Sunday, May 15, 2011


It's Monday again already.

This bug showed up on my spent sunflower. It looks like it's wearing pants. I like the leaf shapes and the shadows in the photograph. I submitted it for Macro Monday. I also submitted it to What's That Bug, because I'm not sure what it is.

Monday, May 9, 2011


There are a few things in my garden that I planted, but almost all the plants were here when I arrived. Yet I couldn't love it any better if it had sprouted from my dreams or by my hard work. As much as the sights, I cherish the scents of my garden. Honeysuckles, simple and sweet, that smell like my childhood just as the school year was ending. Night-blooming jasmine - secret, beautiful, intoxicating. Like falling in love.

Friday, May 6, 2011

A River

Here's an abstract painting I painted. In part. Burdened with a mind that best grasps the concrete, I've never known how to approach creating an abstract painting. I like abstract paintings pretty well, although they aren't my very favorites. I've seen some I absolutely loved, but it would be difficult for me to figure out exactly why I love them. I attempted to convince Sam Kitamura to demonstrate his process, but he was bent on making me paint. So we switched off. He laid in some bold lines. I played with water and tentatively dabbed in some color. He painted some more. Then I painted some, adding some final touches with Sam's advice. He told me to sign it. This isn't exactly my signature; it's closer to how I sign checks than paintings. I learned a couple of things. An abstract has structure; well of course it does. It's a thing; it's concrete; it's part of the world. Possibly a wholly new creation. Color changes everything, especially the color it sits next to. I still wouldn't know where to begin.
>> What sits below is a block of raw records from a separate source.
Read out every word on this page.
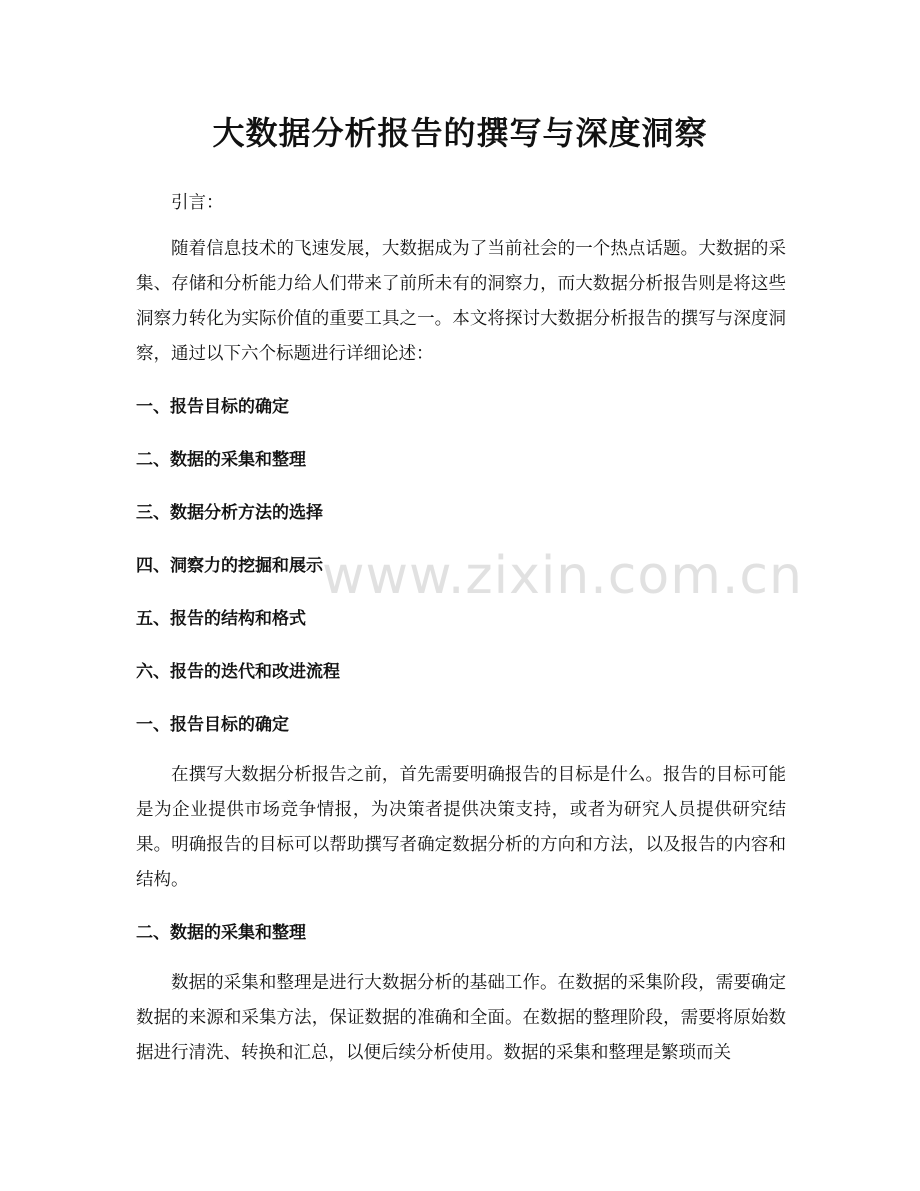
大数据分析报告的撰写与深度洞察

引言：

随着信息技术的飞速发展，大数据成为了当前社会的一个热点话题。大数据的采集、存储和分析能力给人们带来了前所未有的洞察力，而大数据分析报告则是将这些洞察力转化为实际价值的重要工具之一。本文将探讨大数据分析报告的撰写与深度洞察，通过以下六个标题进行详细论述：

一、报告目标的确定
二、数据的采集和整理
三、数据分析方法的选择
四、洞察力的挖掘和展示
五、报告的结构和格式
六、报告的迭代和改进流程
一、报告目标的确定

在撰写大数据分析报告之前，首先需要明确报告的目标是什么。报告的目标可能是为企业提供市场竞争情报，为决策者提供决策支持，或者为研究人员提供研究结果。明确报告的目标可以帮助撰写者确定数据分析的方向和方法，以及报告的内容和结构。

二、数据的采集和整理

数据的采集和整理是进行大数据分析的基础工作。在数据的采集阶段，需要确定数据的来源和采集方法，保证数据的准确和全面。在数据的整理阶段，需要将原始数据进行清洗、转换和汇总，以便后续分析使用。数据的采集和整理是繁琐而关

www.zixin.com.cn
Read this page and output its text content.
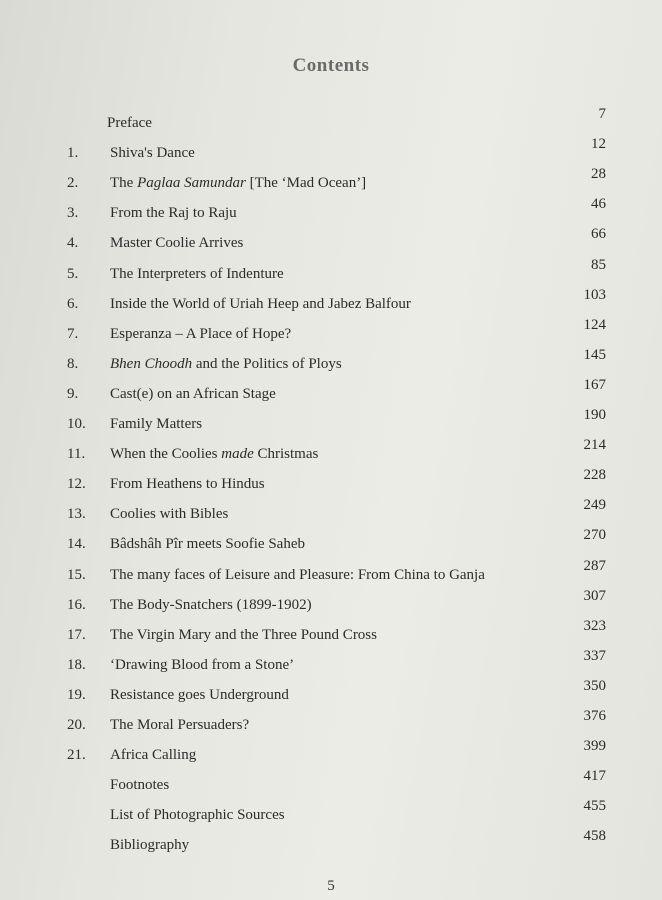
Contents
Preface
7
1. Shiva's Dance
12
2. The Paglaa Samundar [The ‘Mad Ocean’]
28
3. From the Raj to Raju
46
4. Master Coolie Arrives
66
5. The Interpreters of Indenture
85
6. Inside the World of Uriah Heep and Jabez Balfour
103
7. Esperanza – A Place of Hope?
124
8. Bhen Choodh and the Politics of Ploys
145
9. Cast(e) on an African Stage
167
10. Family Matters
190
11. When the Coolies made Christmas
214
12. From Heathens to Hindus
228
13. Coolies with Bibles
249
14. Bâdshâh Pîr meets Soofie Saheb
270
15. The many faces of Leisure and Pleasure: From China to Ganja
287
16. The Body-Snatchers (1899-1902)
307
17. The Virgin Mary and the Three Pound Cross
323
18. ‘Drawing Blood from a Stone’
337
19. Resistance goes Underground
350
20. The Moral Persuaders?
376
21. Africa Calling
399
Footnotes
417
List of Photographic Sources
455
Bibliography
458
5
Before the abstract, I painted the Los Angeles River. The painting is inadvertently abstract, and not very good. The L.A. River is one of a strange city's quirkiest features. It's mostly cement lined, extremely trash filled, and almost always a laughable trickle. But periodically it swells up to thirty feet and rushes to the ocean, taking a life or two on the way. There's an ambitious plan underway to restore the river to a more natural state. Boulders have been added, trees grow, and the water birds are abundant and varied. Last weekend as I painted, a volunteer workforce of hundreds pulled junk out of the river. With the care and persistence of people like those, it will be a real river again some day. Fish and all. My father used to catch crawdads in the Los Angeles River.

Monday, May 2, 2011

New Born Limes

Fraught with possibility. A spritz on fish. A twist in seltzer. Guacamole, key lime pie. Margaritas. For Macro Monday.